Wowbagger@LousyCanuck: Here’s a novel thought: try contemplating the idea that there are people who aren’t you. No, really. Take your time. Once you’ve managed that and pondered the implications, maybe you’ll be able to grasp what’s going on here.
For me, this generally took the form of people throwing my lunch on the floor, since I was "a stupid diabetic who was just too damn lazy to cure herself" but other methods of food shaming were used, such as trying to tell me "the facts", making snarky comments about my food, and telling me I was committing "food suicide".
I also have a thing with textures, to the point where I will gag and throw up if the offending food is in my mouth too long, and I also have a thing about my food touching other food, but I'm trying to work on that one (mainly because it's so damn impractical). But, when people find out about these "quirks" (because that's what they call them), they want to blindfold me and force feed me things to see if I'm "really that bad".
- In my parents' house, all food was either "good" or "bad". The standards on what made a "good" food seemed to vary week to week and sometimes even day to day, but in general consistently "good" foods were things with calorie densities on the order of lettuce. "bad" foods were pretty much everything else. My sister and I would be ridiculed for daring to like things that children will like - candy, etc.
- My likes and dislikes were dictated to me on the food front. "You don't like that," my mother would say to me, of something she didn't want me to eat.

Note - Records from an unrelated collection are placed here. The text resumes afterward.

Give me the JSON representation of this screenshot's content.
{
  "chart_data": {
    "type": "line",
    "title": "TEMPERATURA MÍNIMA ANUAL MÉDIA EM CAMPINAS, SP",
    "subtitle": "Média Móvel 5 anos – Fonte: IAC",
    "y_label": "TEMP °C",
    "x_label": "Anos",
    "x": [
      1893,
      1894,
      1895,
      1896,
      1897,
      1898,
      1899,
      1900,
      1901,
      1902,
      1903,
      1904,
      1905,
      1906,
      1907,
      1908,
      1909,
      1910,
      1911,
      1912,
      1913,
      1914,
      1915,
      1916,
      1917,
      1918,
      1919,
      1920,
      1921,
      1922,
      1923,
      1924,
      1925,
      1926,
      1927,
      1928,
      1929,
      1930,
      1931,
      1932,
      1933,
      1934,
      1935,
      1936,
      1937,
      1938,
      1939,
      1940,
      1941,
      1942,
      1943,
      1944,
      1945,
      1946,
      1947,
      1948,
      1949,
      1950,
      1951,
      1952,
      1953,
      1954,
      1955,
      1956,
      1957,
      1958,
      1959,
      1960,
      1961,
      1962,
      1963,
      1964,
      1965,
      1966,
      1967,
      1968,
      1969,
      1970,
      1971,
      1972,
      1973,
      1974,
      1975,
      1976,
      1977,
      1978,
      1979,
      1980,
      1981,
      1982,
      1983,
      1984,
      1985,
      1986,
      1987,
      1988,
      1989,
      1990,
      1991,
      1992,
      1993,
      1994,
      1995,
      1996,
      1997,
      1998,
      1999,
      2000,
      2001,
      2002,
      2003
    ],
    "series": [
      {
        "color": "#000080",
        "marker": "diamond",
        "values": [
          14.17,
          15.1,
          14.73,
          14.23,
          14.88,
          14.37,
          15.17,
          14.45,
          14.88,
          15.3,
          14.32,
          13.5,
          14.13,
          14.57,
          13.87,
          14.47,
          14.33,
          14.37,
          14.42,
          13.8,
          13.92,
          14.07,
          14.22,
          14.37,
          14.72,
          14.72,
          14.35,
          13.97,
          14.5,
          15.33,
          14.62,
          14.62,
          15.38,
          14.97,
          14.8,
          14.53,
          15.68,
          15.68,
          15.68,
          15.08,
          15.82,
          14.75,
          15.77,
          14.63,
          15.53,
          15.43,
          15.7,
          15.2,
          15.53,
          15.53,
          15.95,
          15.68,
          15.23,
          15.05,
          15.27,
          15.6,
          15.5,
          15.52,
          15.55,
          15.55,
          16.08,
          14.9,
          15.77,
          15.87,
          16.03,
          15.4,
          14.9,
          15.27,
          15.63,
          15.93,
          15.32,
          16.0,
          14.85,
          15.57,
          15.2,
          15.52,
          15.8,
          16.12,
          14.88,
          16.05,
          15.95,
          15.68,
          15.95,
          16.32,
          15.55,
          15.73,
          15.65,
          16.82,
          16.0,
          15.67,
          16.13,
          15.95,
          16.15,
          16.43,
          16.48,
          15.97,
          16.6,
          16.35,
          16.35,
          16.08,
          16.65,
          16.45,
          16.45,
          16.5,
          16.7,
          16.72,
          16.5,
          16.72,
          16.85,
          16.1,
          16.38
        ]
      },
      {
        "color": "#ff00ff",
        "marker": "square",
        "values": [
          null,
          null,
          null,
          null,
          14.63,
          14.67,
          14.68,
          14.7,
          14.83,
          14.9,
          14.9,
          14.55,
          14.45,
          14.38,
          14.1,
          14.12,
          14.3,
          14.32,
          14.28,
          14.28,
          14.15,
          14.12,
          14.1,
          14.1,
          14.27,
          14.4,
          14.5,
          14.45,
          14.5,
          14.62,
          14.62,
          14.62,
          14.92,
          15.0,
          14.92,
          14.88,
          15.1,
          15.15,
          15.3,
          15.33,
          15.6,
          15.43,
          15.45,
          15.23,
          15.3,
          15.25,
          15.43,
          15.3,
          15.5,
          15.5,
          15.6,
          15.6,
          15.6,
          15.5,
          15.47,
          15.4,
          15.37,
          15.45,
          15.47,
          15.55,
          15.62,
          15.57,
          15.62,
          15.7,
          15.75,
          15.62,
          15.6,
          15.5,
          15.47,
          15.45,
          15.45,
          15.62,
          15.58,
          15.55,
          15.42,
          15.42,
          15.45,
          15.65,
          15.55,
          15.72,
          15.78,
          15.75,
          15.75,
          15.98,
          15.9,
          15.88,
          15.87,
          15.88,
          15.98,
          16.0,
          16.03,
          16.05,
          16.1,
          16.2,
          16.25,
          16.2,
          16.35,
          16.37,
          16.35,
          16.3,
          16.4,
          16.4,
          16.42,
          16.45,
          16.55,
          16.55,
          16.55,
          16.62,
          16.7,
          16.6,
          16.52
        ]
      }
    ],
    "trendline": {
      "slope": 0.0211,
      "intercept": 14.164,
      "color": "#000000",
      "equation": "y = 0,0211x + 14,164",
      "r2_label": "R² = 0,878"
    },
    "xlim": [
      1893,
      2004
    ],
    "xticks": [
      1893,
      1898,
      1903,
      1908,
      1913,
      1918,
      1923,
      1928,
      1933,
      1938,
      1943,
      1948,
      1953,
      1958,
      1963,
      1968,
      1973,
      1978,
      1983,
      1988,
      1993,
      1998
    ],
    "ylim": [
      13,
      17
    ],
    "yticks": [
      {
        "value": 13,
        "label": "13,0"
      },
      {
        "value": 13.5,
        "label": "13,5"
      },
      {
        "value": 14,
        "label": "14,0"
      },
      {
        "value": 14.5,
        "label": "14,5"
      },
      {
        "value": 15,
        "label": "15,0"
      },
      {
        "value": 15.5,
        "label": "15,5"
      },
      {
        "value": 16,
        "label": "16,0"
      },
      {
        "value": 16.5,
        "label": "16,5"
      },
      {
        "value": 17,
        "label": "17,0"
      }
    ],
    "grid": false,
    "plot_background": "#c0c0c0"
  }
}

Even if I did like it. Attempts to eat it anyway because I was hungry or whatever were met with hand slaps. "You like that!" my mother would say to me, of something she wanted me to eat. Even if I found it revolting. Refusal to eat it was met with meal withholding. My mother was not as bad as a friend of hers, who starved me for over three days because I refused to eat mac & cheese (and, yeah, I still hate mac&cheese).
- I was never allowed to follow my body's food needs. If I wanted to eat before supper, I wasn't "really" hungry and I'd spoil my appetite. Even on days when my mother wouldn't pull herself away from the television until she felt hungry around 9PM. If I wasn't hungry at supper, well that didn't matter because it was supper and I damn well better clean my plate.
- I once had a teacher throw out my lunch because she didn't think it was healthy enough. Apparently starving = better than PB&J and dunkaroos.
Bullying can sometimes use same techniques as food policing while not being food policing: kids at school would ruin my lunch, but it was not food policing that motivated them, but garden-variety bullying. They enjoyed seeing me go hungry, especially the ones who knew that if my mother was in a mood again, I wouldn't eat until 9 or 10 that night.